Impossible de m’habituer à ce rythme.

Etranger à tout, je me sens déconnecté des vivants et contraint, chaque soir, à porter le temps en bandoulière.

Personne à qui parler. 

L’insatisfaction d’exister en marge des vivants le propulse alors au sein d’une communauté unie et soudée autour d’un bien commun. Arrivé dans un kibboutz israélien, il découvre un système où chacun travaille à son rythme, loin de la dictature de l’urgence et des horaires imposés.

Néanmoins, comme dans chacune de ses expériences, ce qui semblait idéal se révèle un leurre : la solidarité qui prévaut dans le kibboutz ne s’applique pas à ceux qui y sont étrangers. Elle s’arrête aussi aux frontières de la Palestine et ne supporte pas de remise en question : « il y a des blessures entre Juifs et Palestiniens qui ne guérissent pas », constate avec désappointement le protagoniste. Se sentant écarté de ce qu’il estime être un « vase clos », il plie bagage à nouveau sans se retourner.

 

Contre-offensive israélienne sur le Golan, près de Kuneitra entièrement détruite en 1974. © Alain Dizerens

Contre-offensive israélienne sur le Golan, près de Kuneitra entièrement détruite en 1974. © Alain Dizerens

Casser sa croûte

Chacun des instantanés du roman est marqué par un idéal qui ne survit pas à sa défaite. Arrivé dans chacun des lieux, le protagoniste note leur dysfonctionnement et ressent sa propre désillusion. Or il ne tente pas de changer quoi que ce soit, que ce soit lui-même ou les situations rencontrées : il se résigne, et fuit.

Le dernier lieu fréquenté, une salle de classe, est sans doute le plus important car c’est le premier espace dans lequel il change de posture. Là, il remet en question son autorité, les limites de sa position de maître et de sa relation amicale avec les apprentis. S’adaptant à leurs intérêts et à leur âge, il bricole des cours, panache les sujets les plus divers, retient leur attention dans des « contorsions d’équilibriste » pleines de tendresse.

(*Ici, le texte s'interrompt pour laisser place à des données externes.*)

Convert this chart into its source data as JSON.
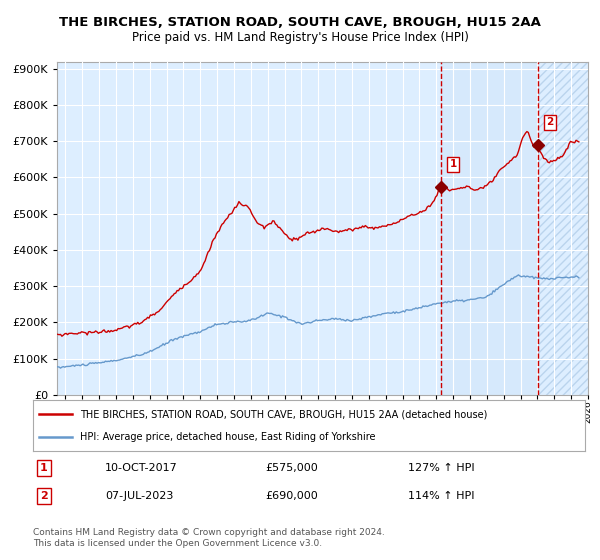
{
  "title": "THE BIRCHES, STATION ROAD, SOUTH CAVE, BROUGH, HU15 2AA",
  "subtitle": "Price paid vs. HM Land Registry's House Price Index (HPI)",
  "legend_line1": "THE BIRCHES, STATION ROAD, SOUTH CAVE, BROUGH, HU15 2AA (detached house)",
  "legend_line2": "HPI: Average price, detached house, East Riding of Yorkshire",
  "transaction1_date": "10-OCT-2017",
  "transaction1_price": 575000,
  "transaction1_hpi": "127% ↑ HPI",
  "transaction2_date": "07-JUL-2023",
  "transaction2_price": 690000,
  "transaction2_hpi": "114% ↑ HPI",
  "background_color": "#ffffff",
  "plot_bg_color": "#ddeeff",
  "grid_color": "#ffffff",
  "hpi_line_color": "#6699cc",
  "price_line_color": "#cc0000",
  "vline_color": "#cc0000",
  "marker_color": "#8b0000",
  "footnote1": "Contains HM Land Registry data © Crown copyright and database right 2024.",
  "footnote2": "This data is licensed under the Open Government Licence v3.0.",
  "hpi_keypoints": [
    [
      1995.0,
      75000
    ],
    [
      1996.0,
      80000
    ],
    [
      1997.0,
      85000
    ],
    [
      1998.5,
      95000
    ],
    [
      2000.0,
      110000
    ],
    [
      2001.0,
      130000
    ],
    [
      2002.0,
      155000
    ],
    [
      2003.5,
      175000
    ],
    [
      2004.5,
      195000
    ],
    [
      2005.5,
      200000
    ],
    [
      2006.5,
      205000
    ],
    [
      2007.5,
      225000
    ],
    [
      2008.5,
      215000
    ],
    [
      2009.5,
      195000
    ],
    [
      2010.5,
      205000
    ],
    [
      2011.5,
      210000
    ],
    [
      2012.5,
      205000
    ],
    [
      2013.5,
      215000
    ],
    [
      2014.5,
      225000
    ],
    [
      2015.5,
      230000
    ],
    [
      2016.5,
      240000
    ],
    [
      2017.5,
      252000
    ],
    [
      2018.5,
      258000
    ],
    [
      2019.5,
      262000
    ],
    [
      2020.5,
      270000
    ],
    [
      2021.5,
      305000
    ],
    [
      2022.3,
      330000
    ],
    [
      2023.0,
      325000
    ],
    [
      2024.0,
      320000
    ],
    [
      2025.5,
      325000
    ]
  ],
  "prop_keypoints": [
    [
      1995.0,
      165000
    ],
    [
      1996.0,
      170000
    ],
    [
      1997.0,
      172000
    ],
    [
      1998.5,
      178000
    ],
    [
      2000.0,
      200000
    ],
    [
      2001.0,
      230000
    ],
    [
      2002.0,
      280000
    ],
    [
      2003.5,
      340000
    ],
    [
      2004.2,
      420000
    ],
    [
      2004.8,
      470000
    ],
    [
      2005.3,
      500000
    ],
    [
      2005.8,
      530000
    ],
    [
      2006.3,
      520000
    ],
    [
      2006.8,
      480000
    ],
    [
      2007.3,
      460000
    ],
    [
      2007.8,
      480000
    ],
    [
      2008.3,
      455000
    ],
    [
      2008.8,
      430000
    ],
    [
      2009.3,
      430000
    ],
    [
      2009.8,
      445000
    ],
    [
      2010.3,
      450000
    ],
    [
      2010.8,
      460000
    ],
    [
      2011.3,
      455000
    ],
    [
      2011.8,
      450000
    ],
    [
      2012.3,
      455000
    ],
    [
      2012.8,
      460000
    ],
    [
      2013.3,
      465000
    ],
    [
      2013.8,
      460000
    ],
    [
      2014.3,
      465000
    ],
    [
      2014.8,
      470000
    ],
    [
      2015.3,
      480000
    ],
    [
      2015.8,
      490000
    ],
    [
      2016.3,
      500000
    ],
    [
      2016.8,
      510000
    ],
    [
      2017.3,
      530000
    ],
    [
      2017.8,
      575000
    ],
    [
      2018.3,
      565000
    ],
    [
      2018.8,
      570000
    ],
    [
      2019.3,
      575000
    ],
    [
      2019.8,
      565000
    ],
    [
      2020.3,
      570000
    ],
    [
      2020.8,
      590000
    ],
    [
      2021.3,
      620000
    ],
    [
      2021.8,
      640000
    ],
    [
      2022.0,
      650000
    ],
    [
      2022.3,
      660000
    ],
    [
      2022.6,
      710000
    ],
    [
      2022.9,
      730000
    ],
    [
      2023.0,
      720000
    ],
    [
      2023.2,
      690000
    ],
    [
      2023.5,
      680000
    ],
    [
      2023.8,
      660000
    ],
    [
      2024.2,
      640000
    ],
    [
      2024.6,
      650000
    ],
    [
      2025.0,
      660000
    ],
    [
      2025.5,
      700000
    ]
  ],
  "t1_year": 2017.786,
  "t2_year": 2023.542,
  "t1_price": 575000,
  "t2_price": 690000,
  "xlim": [
    1995,
    2026.5
  ],
  "ylim": [
    0,
    920000
  ],
  "yticks": [
    0,
    100000,
    200000,
    300000,
    400000,
    500000,
    600000,
    700000,
    800000,
    900000
  ]
}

Plutôt que de subir l’environnement dans lequel il se trouve, il l’apprivoise par la créativité et en produit une force dont l’effet est concret sur les jeunes apprentis. C’est l’unique espace qu’il quittera à regret, éconduit par une armée de professeurs bienpensants sapant sa liberté d’enseignement :

Le maître n’a pas le droit de se laisser aller au gré de sa fantaisie ou de son imagination, mais doit suivre inconditionnellement de fumeux protocoles pédagogiques concoctés par des babioleurs de fortune.

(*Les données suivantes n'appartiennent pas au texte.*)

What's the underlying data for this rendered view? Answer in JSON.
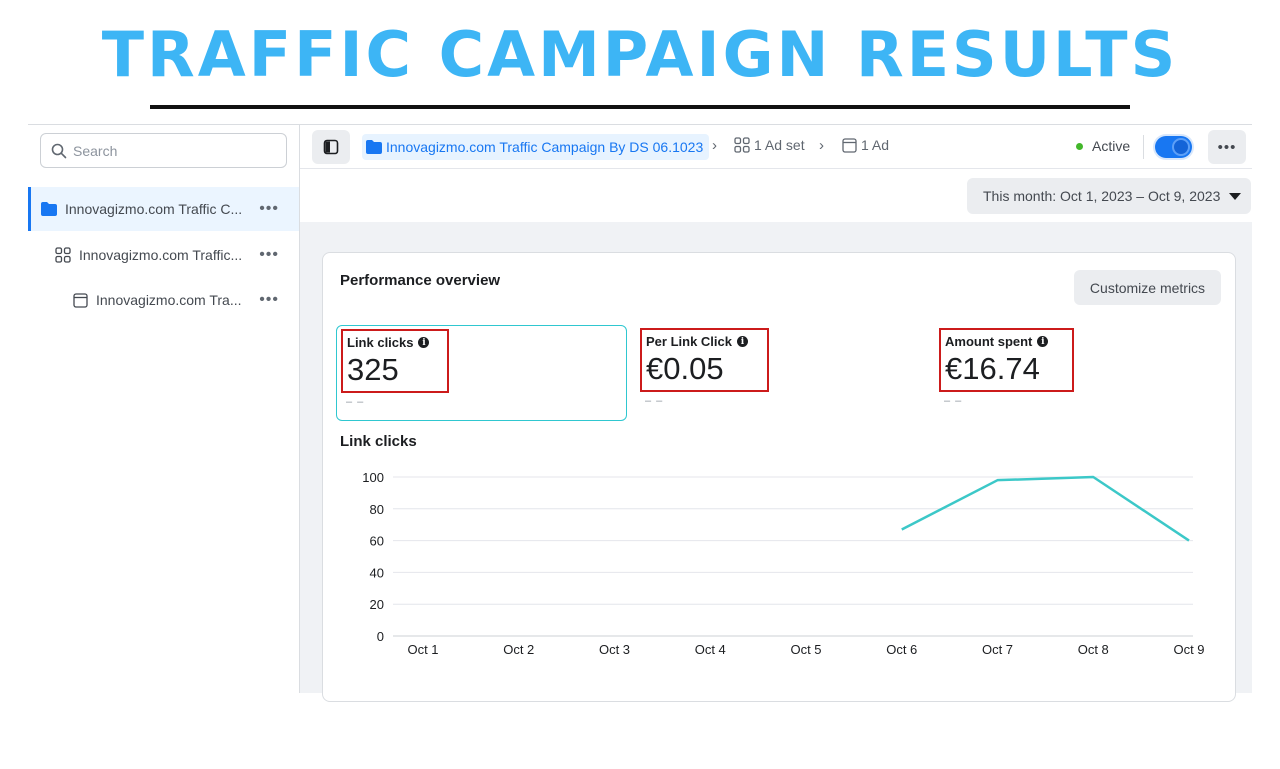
{
  "banner": {
    "title": "TRAFFIC CAMPAIGN RESULTS"
  },
  "sidebar": {
    "search_placeholder": "Search",
    "items": [
      {
        "label": "Innovagizmo.com Traffic C...",
        "icon": "folder-icon",
        "more": "•••"
      },
      {
        "label": "Innovagizmo.com Traffic...",
        "icon": "adset-grid-icon",
        "more": "•••"
      },
      {
        "label": "Innovagizmo.com Tra...",
        "icon": "ad-window-icon",
        "more": "•••"
      }
    ]
  },
  "header": {
    "breadcrumb_campaign": "Innovagizmo.com Traffic Campaign By DS 06.1023",
    "breadcrumb_adset": "1 Ad set",
    "breadcrumb_ad": "1 Ad",
    "status": "Active",
    "status_color": "#42b72a",
    "toggle_on": true,
    "more": "•••"
  },
  "date_range": "This month: Oct 1, 2023 – Oct 9, 2023",
  "performance": {
    "title": "Performance overview",
    "customize_label": "Customize metrics",
    "metrics": [
      {
        "label": "Link clicks",
        "value": "325",
        "compare": "– –"
      },
      {
        "label": "Per Link Click",
        "value": "€0.05",
        "compare": "– –"
      },
      {
        "label": "Amount spent",
        "value": "€16.74",
        "compare": "– –"
      }
    ]
  },
  "chart_data": {
    "type": "line",
    "title": "Link clicks",
    "categories": [
      "Oct 1",
      "Oct 2",
      "Oct 3",
      "Oct 4",
      "Oct 5",
      "Oct 6",
      "Oct 7",
      "Oct 8",
      "Oct 9"
    ],
    "series": [
      {
        "values": [
          null,
          null,
          null,
          null,
          null,
          67,
          98,
          100,
          60
        ]
      }
    ],
    "yticks": [
      0,
      20,
      40,
      60,
      80,
      100
    ],
    "ylim": [
      0,
      100
    ],
    "grid": true,
    "color": "#3cc8c8"
  }
}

Pas d’écart, pas de déviance, pas d’imprévu !

Reste donc une ultime façon de ne pas devenir « une mécanique plaquée sur du vivant », de remplir l’espace entre deux mouvements, de casser sa croûte entre deux tranches de travail et d’être pleinement en toute simplicité : écrire sur ses aventures. C’est sans doute cette mise en abyme finale qui permet au lecteur de tolérer l’immaturité latente du personnage ; dans l’écriture il n’y a pas de fuite possible et d’elle est venu, enfin, un acte accompli et finalisé : un roman, entre nos mains.

 

 


1. Toutes les citations sont issues du livre en question, « Casse-croûte » d’Alain Dizerens, Editions Aysselle, France, 2007.